Of all the factors that go into education, "parental involvement" has to be the most important. A family can live below the poverty line in the most challenging of neighborhoods, but much of that can be overcome by parental involvement. A family might not have access to the Internet, or even a good library, but a lot of that can be mitigated by parental involvement. A child can have a so-so teacher at school, and still get ahead with enough parental involvement. If that parental involvement means reading at night, helping with homework, general encouragement, telling stories about historic events, keeping the kids off the streets, and the like.

Parental involvement can also mean finding better schools when the local traditional public school is failing. Parental involvement can mean voting for school board candidates that take seriously the idea of education reform. Parental involvement can mean visiting schools--whether volunteering or just explaining to the principal what the family's expectations are. And holding said principal to those expectations.

If one could wave a magic wand, and change one thing about public education in the United States, increasing parental involvement would be the obvious step.

But there is no magic wand. The rest of us can't wish better parental involvement into existence. The question is:

What's the next step?

If parental involvement can only be, or not be, depending on the parent and the situation, what can the rest of us do with, or without, it? How can our tax dollars be best spent to improve the education of these young people, and thus everybody's future? Let's assume that while parental involvement can certainly be encouraged, and certain programs will help improve it, not every kid will benefit that way.

What's the next step?

And this doesn't mean a lack of parental involvement in education means those parents don't care. Some of them are working two, maybe three, jobs to make ends meet.
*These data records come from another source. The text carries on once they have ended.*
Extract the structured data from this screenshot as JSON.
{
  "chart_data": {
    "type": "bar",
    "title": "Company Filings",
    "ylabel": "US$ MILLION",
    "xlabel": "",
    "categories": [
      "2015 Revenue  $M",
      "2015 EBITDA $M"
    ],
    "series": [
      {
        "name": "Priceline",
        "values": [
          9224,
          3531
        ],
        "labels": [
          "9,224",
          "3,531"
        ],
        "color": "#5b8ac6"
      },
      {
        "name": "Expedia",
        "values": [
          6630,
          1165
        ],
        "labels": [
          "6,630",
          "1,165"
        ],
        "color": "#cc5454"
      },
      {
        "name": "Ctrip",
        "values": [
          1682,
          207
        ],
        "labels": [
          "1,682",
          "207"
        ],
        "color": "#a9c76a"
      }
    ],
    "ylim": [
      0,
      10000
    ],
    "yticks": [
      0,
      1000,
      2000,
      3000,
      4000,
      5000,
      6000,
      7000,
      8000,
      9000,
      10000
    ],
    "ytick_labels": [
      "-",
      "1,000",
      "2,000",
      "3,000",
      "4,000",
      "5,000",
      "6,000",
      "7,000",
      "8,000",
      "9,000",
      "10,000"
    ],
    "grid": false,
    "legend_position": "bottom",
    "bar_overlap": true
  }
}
Some might not have the ability to help with high school math. (We don't.) Some might have schedules that don't lend to helping at night.

What's the next step?

Those running public education know that they will have to continue looking for those next steps. Some of us believe that school choice is a natural move in the direction of education reform. And also merit pay, bonuses, standardized tests, longitudinal grading of teachers ... . Some in the education business think otherwise, and we all need to have these debates. Because the future depends on it.

So if we write an editorial--or a series of editorials--on a proposed education reform, and don't mention parental involvement, it's not because we think it unimportant. It's because its importance is a given. And thus assumed.

But, still, thanks to Not-So-Gentle Writer for keeping us on our toes. Sometimes this column needs a letter "from" the editors.